To compare WSM to Target, you can see their PE ratio has declined, and their price stock hasn’t performed nearly as well as WSM. I know it’s not an apples to apples comparison in terms of the businesses, but these are both established retail companies. I wouldn’t consider adding shares of WSM until their P/E ratio at least was closer to Target’s P/E ratio of 16.
Risks
I think one clear near-term risk, is a decline in consumer discretionary spending. The majority of WSM’s brands have a higher price point aimed at the middle to upper class. Many analysts on the call asked about the macro and Alber’s thoughts on consumer spending and high-ticket items. Alber stated WSM has mostly been immune to weakness in consumer spending as she said, “We haven’t seen a trend in high-ticket softness, we’ve seen more of a furniture softness trend that appears to be better.”

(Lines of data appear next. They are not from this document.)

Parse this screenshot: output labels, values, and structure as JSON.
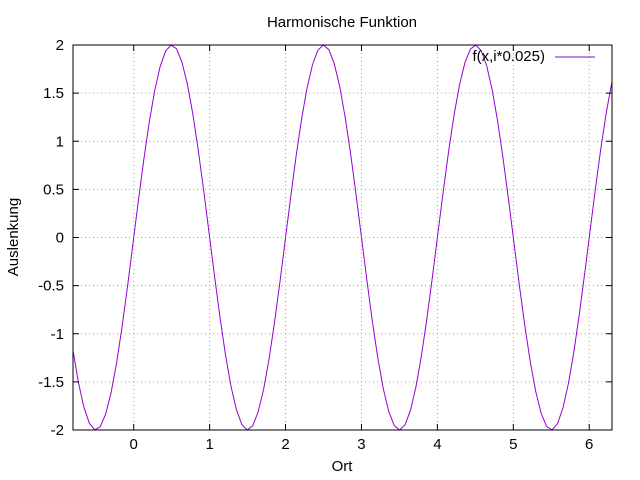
{
  "chart_data": {
    "type": "line",
    "title": "Harmonische Funktion",
    "xlabel": "Ort",
    "ylabel": "Auslenkung",
    "xlim": [
      -0.8,
      6.3
    ],
    "ylim": [
      -2,
      2
    ],
    "xticks": [
      0,
      1,
      2,
      3,
      4,
      5,
      6
    ],
    "yticks": [
      -2,
      -1.5,
      -1,
      -0.5,
      0,
      0.5,
      1,
      1.5,
      2
    ],
    "xtick_labels": [
      "0",
      "1",
      "2",
      "3",
      "4",
      "5",
      "6"
    ],
    "ytick_labels": [
      "-2",
      "-1.5",
      "-1",
      "-0.5",
      "0",
      "0.5",
      "1",
      "1.5",
      "2"
    ],
    "grid": true,
    "legend_position": "top-right",
    "series": [
      {
        "name": "f(x,i*0.025)",
        "color": "#9400d3",
        "function": "2*sin(pi*x)",
        "x_range": [
          -0.8,
          6.3
        ],
        "samples": 100
      }
    ]
  }
}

Alber went on to say having high-quality, innovative products is what WSM customers have come to expect from the company.
Other companies such as Target (TGT) and Home Depot (HD) have noted softness in consumer discretionary spending.
I do think WSM targets a higher income class, yet these consumers might begin to feel more impacted as interest rates continue to remain high for the rest of the year (as many estimate the Fed will only cut rates once, if at all, in 2024). These consumers may opt for cheaper alternatives such as Wayfair (W) or even a Target or Walmart (WMT).
Conclusion
WSM delivered excellent Q1 2024 results as the company is making strides on each of their 2024 priorities, especially driving operating margins.
I think WSM is a great business, yet the current valuation seems higher after the stock has run-up faster than I expected thus far in 2024.
Furthermore, I think there is a good chance consumer spending declines as consumers focus more on essentials and less on high-ticket items.
I plan to hold my current shares and not add further until the company’s stock price gets to a more reasonable level.